A swamp man saw him. A machine gun guttered fiercely. But the bronze flash was gone. The verdant mat of the morass had swallowed Doc Savage.

* * *

A GREAT deal of excitement followed the cunning escape. Voodoo men dashed about, pushing a wild search.

However, Doc Savage was half a mile distant before they had operations under way. He did not linger in the vicinity. Clearing bottomless quagmires of slime with gigantic springs, running along draped vines with his hands, swinging from limb to limb, he made good time.

His journey brought him to the spot where Johnny had hidden the low-wing, tri-motored speed plane. Sinewy bronze fingers parted the moss that curtained the craft. Doc entered the cabin.

It required less than five minutes to get what he needed. When he reappeared, a bundle about the size of a bushel basket was lashed to his back with stout cord.

He now returned to the spot where his friends were besieged. Circling, he took a position upwind from the mound. But he kept fully two hundred yards distant.

His weird, mellow trilling sound now filtered through the tangled vegetation of the morass. Although it seemed no louder than ever, it carried clearly to his five friends.

"That means we're to light a fire!" Monk grunted. The blaze was forthwith kindled. Flames leaped high. Wet grass and branches were thrown on. Dense smoke rolled.

The voodoo men were wily. They knew the giant bronze man had escaped through such a smudge. They reasoned he would come back by the same means. So they turned every available machine gun loose into the smoke.

The smoke all but assumed the color of lead, so thickly did the bullets fly. Slugs tore the ground until it looked like it had been gone over with a disc cultivator.

All of which merely made it simpler for Doc to reach his friends! He came, not through the smoke, but from the opposite direction. He ran silently and like the wind.

A lone pistol popped its magazine empty in his direction. The marksman might have been shooting at one of the pale clouds ten thousand feet overhead, for all the result his bullets produced.

Doc dropped lightly into one of the dugouts.

* * *

THE bundle brought by the big bronze man was now opened. First, there came to light some concentrated foods. Next, Long Tom was handed a package of apparatus.

"What's this?" questioned the electrical wizard.
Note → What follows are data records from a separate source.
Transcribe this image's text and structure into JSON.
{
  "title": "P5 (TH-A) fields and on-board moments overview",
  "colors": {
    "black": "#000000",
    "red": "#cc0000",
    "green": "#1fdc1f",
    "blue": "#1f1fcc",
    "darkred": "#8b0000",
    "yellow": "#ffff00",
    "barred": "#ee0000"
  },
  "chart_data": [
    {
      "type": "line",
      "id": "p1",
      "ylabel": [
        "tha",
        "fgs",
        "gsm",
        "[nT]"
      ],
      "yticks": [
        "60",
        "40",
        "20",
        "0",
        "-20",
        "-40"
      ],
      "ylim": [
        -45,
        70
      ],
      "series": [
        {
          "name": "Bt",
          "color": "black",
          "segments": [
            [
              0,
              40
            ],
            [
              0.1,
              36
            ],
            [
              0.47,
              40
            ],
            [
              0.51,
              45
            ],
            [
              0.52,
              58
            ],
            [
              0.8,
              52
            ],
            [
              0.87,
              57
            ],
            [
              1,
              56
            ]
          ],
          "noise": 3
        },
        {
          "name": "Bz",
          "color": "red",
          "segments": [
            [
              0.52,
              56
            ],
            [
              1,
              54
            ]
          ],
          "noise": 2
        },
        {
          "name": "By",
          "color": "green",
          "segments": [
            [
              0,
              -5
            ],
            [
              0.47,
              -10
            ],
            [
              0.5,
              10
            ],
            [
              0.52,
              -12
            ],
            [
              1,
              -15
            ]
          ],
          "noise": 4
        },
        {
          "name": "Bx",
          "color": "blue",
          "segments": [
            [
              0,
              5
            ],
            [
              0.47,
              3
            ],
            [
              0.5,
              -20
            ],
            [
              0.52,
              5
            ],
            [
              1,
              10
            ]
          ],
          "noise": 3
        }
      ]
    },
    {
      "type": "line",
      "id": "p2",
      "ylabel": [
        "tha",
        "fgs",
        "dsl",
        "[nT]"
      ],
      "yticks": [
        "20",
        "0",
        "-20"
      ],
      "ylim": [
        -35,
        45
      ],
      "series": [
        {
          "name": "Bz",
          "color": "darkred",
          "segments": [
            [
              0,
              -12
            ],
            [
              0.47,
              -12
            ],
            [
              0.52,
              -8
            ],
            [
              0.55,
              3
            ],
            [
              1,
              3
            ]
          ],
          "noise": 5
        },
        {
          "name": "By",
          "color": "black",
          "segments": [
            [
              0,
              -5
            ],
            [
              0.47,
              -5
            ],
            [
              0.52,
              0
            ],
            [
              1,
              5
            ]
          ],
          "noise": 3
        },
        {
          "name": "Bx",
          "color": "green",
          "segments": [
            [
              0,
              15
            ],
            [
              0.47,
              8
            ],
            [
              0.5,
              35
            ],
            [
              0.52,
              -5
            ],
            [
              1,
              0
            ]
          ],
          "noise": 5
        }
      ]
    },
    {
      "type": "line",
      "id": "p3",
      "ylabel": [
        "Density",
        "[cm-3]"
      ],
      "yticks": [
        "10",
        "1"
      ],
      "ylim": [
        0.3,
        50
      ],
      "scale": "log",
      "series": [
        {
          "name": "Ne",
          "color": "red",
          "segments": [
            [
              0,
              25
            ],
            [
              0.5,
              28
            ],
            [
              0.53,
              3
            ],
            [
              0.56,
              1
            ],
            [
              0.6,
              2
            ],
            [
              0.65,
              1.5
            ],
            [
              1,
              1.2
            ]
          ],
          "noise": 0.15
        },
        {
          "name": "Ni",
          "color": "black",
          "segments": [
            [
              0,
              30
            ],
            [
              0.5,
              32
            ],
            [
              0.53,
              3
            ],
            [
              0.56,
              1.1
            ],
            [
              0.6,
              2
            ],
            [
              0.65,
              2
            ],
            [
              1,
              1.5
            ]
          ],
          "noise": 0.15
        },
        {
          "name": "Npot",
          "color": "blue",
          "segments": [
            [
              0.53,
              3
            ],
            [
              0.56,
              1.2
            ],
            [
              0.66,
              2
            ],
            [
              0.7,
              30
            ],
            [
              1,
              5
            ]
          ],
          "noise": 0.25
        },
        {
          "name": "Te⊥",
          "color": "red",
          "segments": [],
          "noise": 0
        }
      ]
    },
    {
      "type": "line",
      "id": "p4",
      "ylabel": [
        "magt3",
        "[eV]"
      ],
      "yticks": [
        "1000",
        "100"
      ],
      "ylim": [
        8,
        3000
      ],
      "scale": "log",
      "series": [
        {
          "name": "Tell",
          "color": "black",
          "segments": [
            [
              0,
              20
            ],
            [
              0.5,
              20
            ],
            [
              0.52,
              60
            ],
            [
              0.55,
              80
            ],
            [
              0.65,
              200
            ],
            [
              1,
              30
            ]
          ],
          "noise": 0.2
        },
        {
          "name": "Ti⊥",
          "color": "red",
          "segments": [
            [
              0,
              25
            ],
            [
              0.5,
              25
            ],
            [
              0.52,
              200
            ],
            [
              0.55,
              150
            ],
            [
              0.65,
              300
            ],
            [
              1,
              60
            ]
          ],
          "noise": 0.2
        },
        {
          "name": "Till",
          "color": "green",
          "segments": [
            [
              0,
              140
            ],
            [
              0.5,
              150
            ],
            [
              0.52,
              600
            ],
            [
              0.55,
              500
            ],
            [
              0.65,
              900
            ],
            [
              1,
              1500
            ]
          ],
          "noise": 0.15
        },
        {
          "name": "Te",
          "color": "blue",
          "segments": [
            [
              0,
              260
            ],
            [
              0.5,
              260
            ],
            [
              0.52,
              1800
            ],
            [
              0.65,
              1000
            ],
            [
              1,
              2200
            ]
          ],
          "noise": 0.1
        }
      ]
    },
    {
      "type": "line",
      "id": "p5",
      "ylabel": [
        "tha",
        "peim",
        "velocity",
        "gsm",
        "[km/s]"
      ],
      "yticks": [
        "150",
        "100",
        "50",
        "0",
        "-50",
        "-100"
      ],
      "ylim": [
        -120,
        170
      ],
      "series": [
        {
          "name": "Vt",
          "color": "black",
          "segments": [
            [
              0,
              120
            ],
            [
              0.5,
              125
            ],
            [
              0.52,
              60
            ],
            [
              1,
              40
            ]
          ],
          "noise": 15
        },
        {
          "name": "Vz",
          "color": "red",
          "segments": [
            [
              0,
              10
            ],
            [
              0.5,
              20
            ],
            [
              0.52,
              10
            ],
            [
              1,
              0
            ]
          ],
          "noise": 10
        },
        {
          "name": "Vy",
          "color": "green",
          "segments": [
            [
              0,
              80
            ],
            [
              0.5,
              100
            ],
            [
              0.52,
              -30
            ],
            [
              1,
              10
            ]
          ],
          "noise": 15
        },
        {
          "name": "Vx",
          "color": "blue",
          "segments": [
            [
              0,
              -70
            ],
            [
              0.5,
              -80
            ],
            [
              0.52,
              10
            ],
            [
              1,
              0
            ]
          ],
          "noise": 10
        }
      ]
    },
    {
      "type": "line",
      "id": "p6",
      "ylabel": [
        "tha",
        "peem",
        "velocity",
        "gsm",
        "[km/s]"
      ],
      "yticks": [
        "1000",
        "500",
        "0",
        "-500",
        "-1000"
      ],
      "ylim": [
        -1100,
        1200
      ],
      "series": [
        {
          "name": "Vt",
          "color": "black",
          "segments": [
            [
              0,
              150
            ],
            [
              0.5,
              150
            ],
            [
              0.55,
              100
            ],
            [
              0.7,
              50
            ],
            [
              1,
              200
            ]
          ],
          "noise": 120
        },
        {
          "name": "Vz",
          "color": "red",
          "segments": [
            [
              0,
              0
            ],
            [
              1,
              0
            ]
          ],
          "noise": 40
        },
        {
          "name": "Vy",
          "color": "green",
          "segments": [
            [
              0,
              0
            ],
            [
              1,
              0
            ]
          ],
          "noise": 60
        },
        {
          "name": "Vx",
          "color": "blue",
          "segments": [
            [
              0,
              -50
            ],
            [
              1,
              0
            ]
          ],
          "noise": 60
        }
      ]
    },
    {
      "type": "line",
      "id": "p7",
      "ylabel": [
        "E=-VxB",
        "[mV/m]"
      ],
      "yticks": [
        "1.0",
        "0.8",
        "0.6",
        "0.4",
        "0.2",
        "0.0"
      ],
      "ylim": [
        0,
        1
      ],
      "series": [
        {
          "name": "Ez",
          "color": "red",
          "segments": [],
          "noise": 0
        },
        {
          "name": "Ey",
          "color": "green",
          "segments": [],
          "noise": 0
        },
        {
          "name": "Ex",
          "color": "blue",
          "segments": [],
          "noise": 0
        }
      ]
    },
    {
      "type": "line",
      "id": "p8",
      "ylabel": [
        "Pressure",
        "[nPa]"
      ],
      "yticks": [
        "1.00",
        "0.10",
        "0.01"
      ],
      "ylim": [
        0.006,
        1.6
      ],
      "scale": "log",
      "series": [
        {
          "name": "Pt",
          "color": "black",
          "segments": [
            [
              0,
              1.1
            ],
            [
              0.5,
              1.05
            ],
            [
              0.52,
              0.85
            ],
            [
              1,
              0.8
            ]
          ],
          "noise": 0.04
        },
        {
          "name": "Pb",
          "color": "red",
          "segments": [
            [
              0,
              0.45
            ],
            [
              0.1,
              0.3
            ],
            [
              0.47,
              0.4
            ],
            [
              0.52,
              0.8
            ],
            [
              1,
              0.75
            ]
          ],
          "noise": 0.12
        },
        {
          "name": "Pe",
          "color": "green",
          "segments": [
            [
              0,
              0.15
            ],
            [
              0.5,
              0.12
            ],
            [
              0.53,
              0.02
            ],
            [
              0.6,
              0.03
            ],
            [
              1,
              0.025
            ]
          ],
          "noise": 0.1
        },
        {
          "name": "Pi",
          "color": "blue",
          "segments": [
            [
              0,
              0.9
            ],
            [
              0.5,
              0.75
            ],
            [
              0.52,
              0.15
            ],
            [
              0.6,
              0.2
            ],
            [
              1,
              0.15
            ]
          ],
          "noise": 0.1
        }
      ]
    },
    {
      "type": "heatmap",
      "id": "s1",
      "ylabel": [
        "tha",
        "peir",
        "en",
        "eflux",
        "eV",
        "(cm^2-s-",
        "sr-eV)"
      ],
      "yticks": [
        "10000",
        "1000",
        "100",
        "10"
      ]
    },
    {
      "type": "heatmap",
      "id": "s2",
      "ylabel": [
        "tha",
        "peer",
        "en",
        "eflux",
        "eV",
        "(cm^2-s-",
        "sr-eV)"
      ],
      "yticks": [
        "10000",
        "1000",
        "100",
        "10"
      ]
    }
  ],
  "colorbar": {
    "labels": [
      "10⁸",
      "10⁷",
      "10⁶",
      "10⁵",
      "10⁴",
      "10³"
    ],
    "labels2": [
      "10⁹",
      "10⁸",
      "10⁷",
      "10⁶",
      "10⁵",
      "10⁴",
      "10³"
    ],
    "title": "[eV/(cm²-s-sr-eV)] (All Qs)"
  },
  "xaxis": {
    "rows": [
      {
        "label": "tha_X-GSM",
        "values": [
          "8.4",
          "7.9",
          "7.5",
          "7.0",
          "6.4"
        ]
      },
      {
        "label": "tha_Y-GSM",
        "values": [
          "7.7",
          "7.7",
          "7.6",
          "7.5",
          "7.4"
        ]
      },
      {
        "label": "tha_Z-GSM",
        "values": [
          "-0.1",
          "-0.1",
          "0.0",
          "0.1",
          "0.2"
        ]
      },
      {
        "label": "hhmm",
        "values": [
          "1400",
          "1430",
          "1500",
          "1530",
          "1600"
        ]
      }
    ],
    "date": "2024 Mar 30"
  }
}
"All you need to make a supersensitive microphonic 'ear'," Doc explained. "Set it up in the center of our fortress. When night comes, the voodoo men will no doubt try to creep up close enough to hurl bombs into our dugouts. But with your apparatus, you can hear them."

Long Tom nodded, then fell to examining his apparatus. He became elated. With this stuff, he could make a microphonic listening and amplifying device that would pick up the buzz of a fly at the distance of half a mile. Scant chance would skulkers stand of creeping upon them now.

Doc Savage busied himself with poor, half-witted Sill Boontown. A kit which he had brought from the plane proved to be a compact set of surgical instruments. It even included hypodermic needles for administering a form of local anaesthetic, a pain-deadener which affected only the part being worked upon.

"He's gonna operate on the kid!" Monk grunted.

"Two bits says the kid is normal as you or me when Doc finishes!" Ham offered.

"You would want to bet on a sure thing!" Monk snorted.

Both Ham and Monk were fully aware of Doc's magical skill in surgery. For it was at this, above all else, that the mighty bronze man excelled.

Surgery had been Doc's first training in life. It had been his most intensive. Although his ability at other lines of endeavor might seem uncanny, his accomplishments with surgery and medicine were far more marvelous.

It was an interested group that watched the delicate operation. Sinewy bronze fingers, steady as steel on a foundation of bedrock, laid back the scalp. A small aperture was opened in the skull.